Teatro

Teatro Brancaccio: Peter Pan il musical per adulti e piccini

ph di Igino Ceremigna

LA RECENSIONE DELLA PRIMA Ce l’avrete mica anche voi la.. sindrome? Di Peter Pan, intendo. Cioè, stando agli strizzacervelli in vena di fantasia, il protagonista della favola omonima rappresenta tutti gli uomini adulti che si rifiutano di crescere e rimangono, quindi, dei pupi agli occhi delle loro compagne, che scambiano regolarmente per amichette di giochi infantili, madri e sorelle. Tutto, appunto, fuorché un corretto rapporto uomo-donna di un sentimento maturo. In pratica, una sistematica fuga dalle responsabilità. Quelle che riguardano gli uomini che si fanno famiglia, in particolare, e crescono con sacrificio i propri figli. Eppure il divertente musical omonimo, che va in scena al Teatro Brancaccio di Roma fino all’11 di dicembre, dice esattamente il contrario. Peter (Giorgio Camandona) rimane sì scapolone ed eterno bambino, ma solo perché si nutre di un sentimento eroico e dà fondo a una sua generosità senza limiti, accettando di restituire al mondo degli umani i suoi piccoli fedeli sudditi, quei bambini sperduti che troveranno un focolare nella casa già sovraffollata della protagonista, Wendy (Martha Rossi).

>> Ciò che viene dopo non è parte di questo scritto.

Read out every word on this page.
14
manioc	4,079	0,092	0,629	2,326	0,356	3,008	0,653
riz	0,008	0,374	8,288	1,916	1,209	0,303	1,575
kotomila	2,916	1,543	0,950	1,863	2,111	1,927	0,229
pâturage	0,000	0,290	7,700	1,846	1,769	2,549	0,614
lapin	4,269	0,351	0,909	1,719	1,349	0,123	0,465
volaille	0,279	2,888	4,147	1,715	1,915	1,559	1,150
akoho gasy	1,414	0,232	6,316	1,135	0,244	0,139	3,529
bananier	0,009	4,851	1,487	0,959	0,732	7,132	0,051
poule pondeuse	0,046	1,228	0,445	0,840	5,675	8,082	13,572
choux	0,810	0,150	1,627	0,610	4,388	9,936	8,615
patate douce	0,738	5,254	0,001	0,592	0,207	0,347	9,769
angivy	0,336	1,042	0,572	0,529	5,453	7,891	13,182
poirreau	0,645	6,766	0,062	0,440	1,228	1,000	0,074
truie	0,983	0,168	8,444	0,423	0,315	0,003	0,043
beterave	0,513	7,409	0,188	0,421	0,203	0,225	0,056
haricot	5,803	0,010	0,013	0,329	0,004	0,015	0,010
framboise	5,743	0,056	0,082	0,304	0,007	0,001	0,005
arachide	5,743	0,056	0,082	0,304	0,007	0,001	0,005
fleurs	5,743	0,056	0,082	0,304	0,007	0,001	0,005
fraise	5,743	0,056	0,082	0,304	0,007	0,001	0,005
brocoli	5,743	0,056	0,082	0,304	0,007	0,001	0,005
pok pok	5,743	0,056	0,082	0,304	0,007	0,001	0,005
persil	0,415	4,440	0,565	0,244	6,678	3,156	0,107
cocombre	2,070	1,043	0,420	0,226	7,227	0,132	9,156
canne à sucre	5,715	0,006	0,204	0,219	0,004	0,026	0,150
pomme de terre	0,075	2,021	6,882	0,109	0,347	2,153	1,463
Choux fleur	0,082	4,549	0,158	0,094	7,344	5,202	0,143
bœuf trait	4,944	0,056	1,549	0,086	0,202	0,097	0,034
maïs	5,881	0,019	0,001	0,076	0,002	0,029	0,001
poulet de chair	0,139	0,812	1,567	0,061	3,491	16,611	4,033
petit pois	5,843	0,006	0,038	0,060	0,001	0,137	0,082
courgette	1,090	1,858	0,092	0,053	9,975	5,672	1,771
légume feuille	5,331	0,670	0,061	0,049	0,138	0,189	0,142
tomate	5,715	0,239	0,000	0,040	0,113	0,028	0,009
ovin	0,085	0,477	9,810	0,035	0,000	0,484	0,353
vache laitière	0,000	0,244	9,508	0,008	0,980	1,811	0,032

Molto interessante lo start-up ad alzata sipario, con scene alla Mary Poppins di una Londra di metà Ottocento, in cui il “diverso” è un menestrello cantastorie che, chissà perché, qualcuno (il padre di Wendy in testa, inveterato odiatore delle favole e di chi le racconta) vuole addirittura mettere in prigione. E qui, per esempio, passa bene il messaggio allegorico: sognare e favoleggiare è la parte più creativa e rassicurante della vita, anche perché favorisce lo sviluppo armonico di bambini e adolescenti. Ed è proprio Wendy a gettare il ponte tra infanzia e maturità, accettando di lasciare la stanza divisa in comune con i fratelli e con lo strepitoso cane-Tata Nanà, che rifà il letto e accudisce come una perfetta governante i bambini della casa. Proprio Wendy che, innamorata platonicamente di Peter, non esita a lasciarlo per tornare nel mondo della realtà concreta, fatta di genitori che soffrono la sua assenza, e prontissima a crescere per sposarsi a un uomo vero e fare famiglia con lui.

Passa, soprattutto, il messaggio delle Fate buone (la stregaccia non c’è in questa favola..) che coincide, poi, con i pensieri leggeri che non fanno male ad alcuno, delicati come la polverina e le ali ultrasottili di Trilly, la fatina Campanellino sorella-sposa di Peter nel suo regno fantastico e che proprio il pensiero infantile terrà in vita, credendo in lei, salvandola così dai veleni dello scetticismo e dell’agnosticismo. Poi i “selvaggi”, simpatici, divertenti e bellissimi, come la figlia del capo indiano Giglio Tigrato (Pamela Scarponi), che recita anche nei panni della dolcissima mamma di Wendy e dei suoi fratelli. Bravissima, iper dinamica e talentuosa è, poi, Arena Giorgia che interpreta il piccolo Michael, coraggioso e sprezzante del pericolo, che diverte tutti correndo a perdifiato sul palcoscenico con il suo peluche stretto al cuore e una voce particolarmente intonata e argentina. Poi, il “Cattivo”: un Capitan Uncino (Pietro Pignatelli, perfetto nella parte) che, in fondo, prende a calci la ciurma e Spugna ma, alla fine ne è anche un po’ lo zimbello e, tutto sommato, fa più bene che male alle sue vittime. Più Renato Zero che Pirata con l’occhio bendato; scosso come foglia al vento dall’impetuoso ritmo di Bennato, le cui canzoni rappresentano l’anima canora e pulsante della rappresentazione.

I bambini sperduti, adottati in blocco dalla famiglia di Wendy nella scena finale, costituiscono una non banale allegoria dell’Orphelinage: un passaggio particolarmente delicato, quest’ultimo, con cui si opera un chiaro transfert valoriale non didascalico, né tantomeno da vuoto racconto di Natale, in cui le buone intenzioni le porta via con sé la vecchia Befana alla fine delle festività. In apparenza non ci sono anziani nel mondo di Peter: né nonni, né poveri mendicanti. Anche se i bambini sono gli occhi splendenti della terza età. Ad eccezione di.. Spugna, però, il nostromo perennemente brillo di Uncino. Simpatico come il coccodrillo che ha ingoiato la sveglia, il cui solo ticchettio è puro terrore per Uncino. E noi quante fobie ci trasciniamo racchiuse nella nostra chiocciolina? Spugna è l’unico anziano che, guarda caso, decide di farsi adottare dai genitori di Wendy tale e quale ai bimbi sperduti. Bella lezione per la vecchiaia abbandonata, non trovate? Complimenti all’adattamento e alla regia di Maurizio Colombi.

Fatto su misura per piccini e Peter Pan da un metro e ottanta, psicoterapeutizzati da (costosissimi) guru alla moda.